Sai che cos’è un uomo? Un uomo lavora. Suda. Scava. Martella. Costruisce. Prende un po’ di dollari e li mette da parte. Senti chi parla, ironizzavo io. Non c’era risposta per quel dago da trivio, per quel wop abruzzese di umili origini, per quel bruto d’un bifolco, quel ruzzolamerda, quel leccaculi.
Il wop abruzzese etc è il padre, Nick Molise.
Nick martella, costruisce, si ubriaca, sperpera i soldi al gioco e picchia la moglie.
Un campione di moralità e tenerezza.

Henry è chiamato a casa dal fratello per sedare una situazione scottante – il paventato divorzio dei genitori, [e chi si  tiene papà il babbo??], ma credo soprattutto per fare in modo che un po’ di acido affetto genitoriale ricada su di lui, l’unico figlio ad essersi realmente emancipato dagli intingoli di mammà e dalle carocchiate di papà, 
Henry si ritrova incastrato nell’ultima irragionevole volontà paterna: costruire un affumicatoio in montagna con il suo aiuto come manovale.
La fatica, il coma diabetico e l’ultima colossale bevuta nella vigna di Angelo Musso coi suoi “confratelli” conducono il vecchio Molise al tavuto, e la inconsolabile vedova a stare quieta.
Non mi diceva mai niente. Ogni sera mi chiedevo se sarebbe tornato a casa. E ora è finita. Non mi devo più preoccupare. So dov’è.”

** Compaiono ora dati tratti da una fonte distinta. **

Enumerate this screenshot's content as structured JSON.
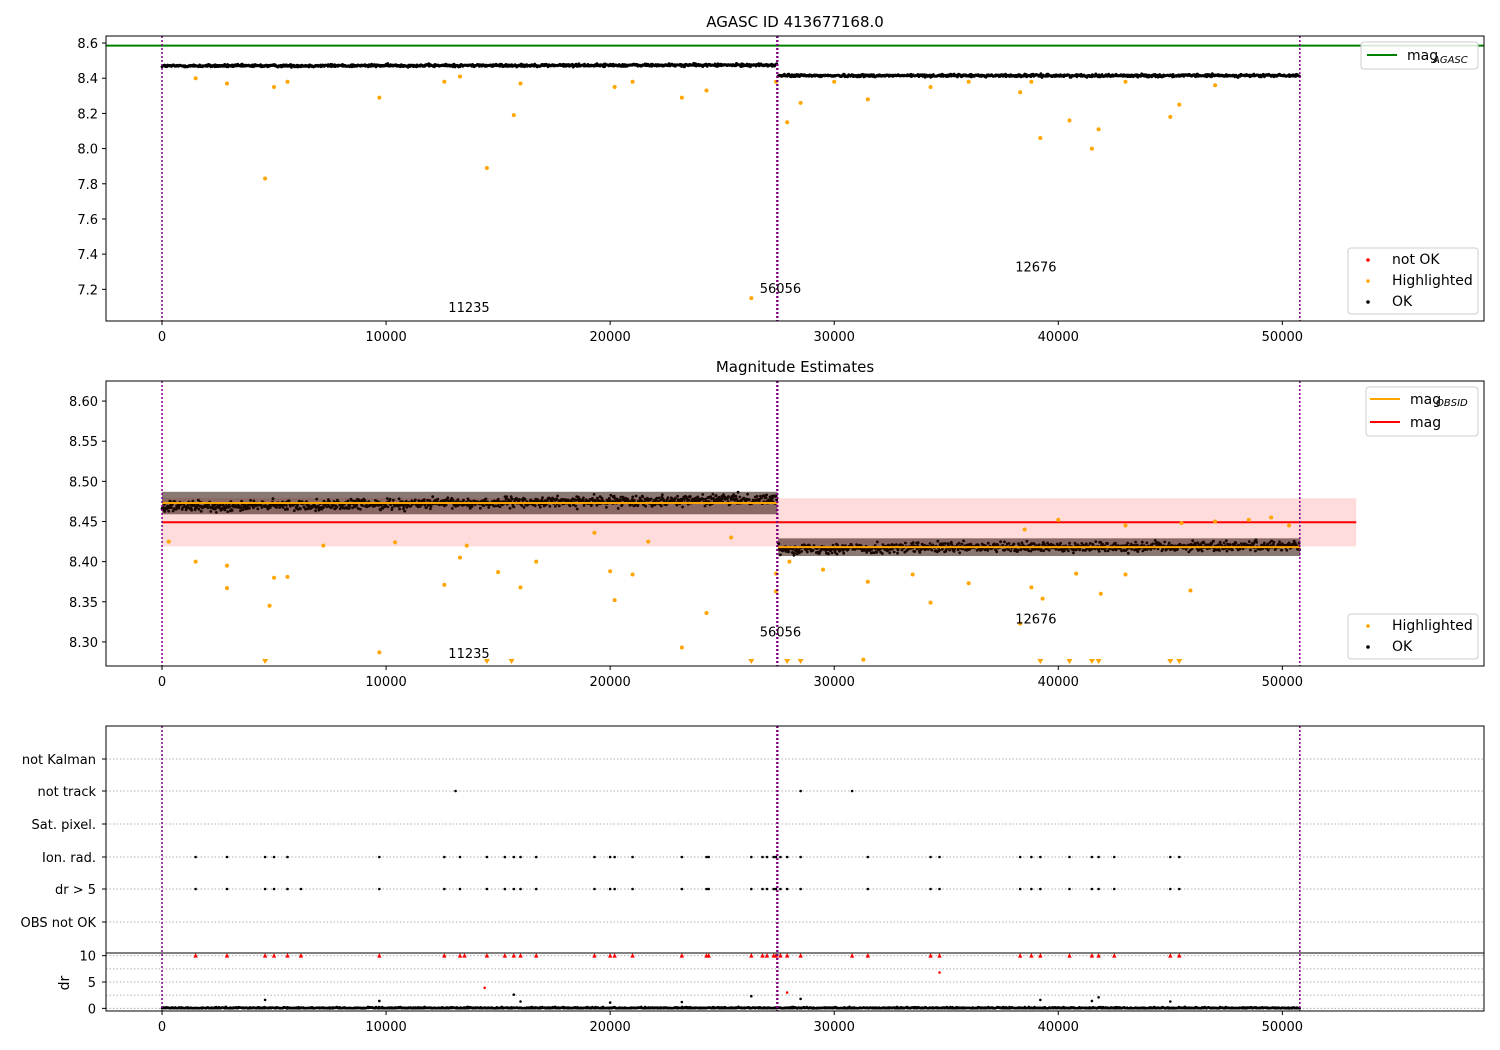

Non è solo un libro sul conflitto generazionale, e sul gap che l’integrazione produce tra immigrati di prima e seconda generazione [adesso invece capita che gli immigrati di seconda generazione, perfettamente integrati, rinverdiscano il peggio della “cultura” del paese dei genitori].
E’ soprattutto un libro sulla corrosiva permanenza dei legami familiari, nonostante da questi si faccia di tutto per allontanarsi, siano essi catene, o abbracci.
Ero anch’io un padre, ma non volevo quel ruolo. Volevo tornare indietro nel tempo, quando ero piccolo e mio padre girava per casa, forte e rumoroso. Fanculo la paternità. Non ci ero tagliato. Ero nato per fare il figlio. “.

Si può non essere genitore, ma non si smette mai di essere figlio.
Si è per sempre figlio di qualcuno.
E quel qualcuno, in qualunque modo sia, lascia molto più di un corredo genetico.
Non è un libro che dimenticherò facilmente, tanto repellente e odiosa è la famiglia Molise: non solo Nick la bestia, la cui vera famiglia è quella dei compagni di bevute, la confraternita, ma pure la querula sua consorte, e i figli tutti, scrittore compreso.

[molti hanno una fortuna e un tesoro che non vengono apprezzati se non quando è troppo tardi.]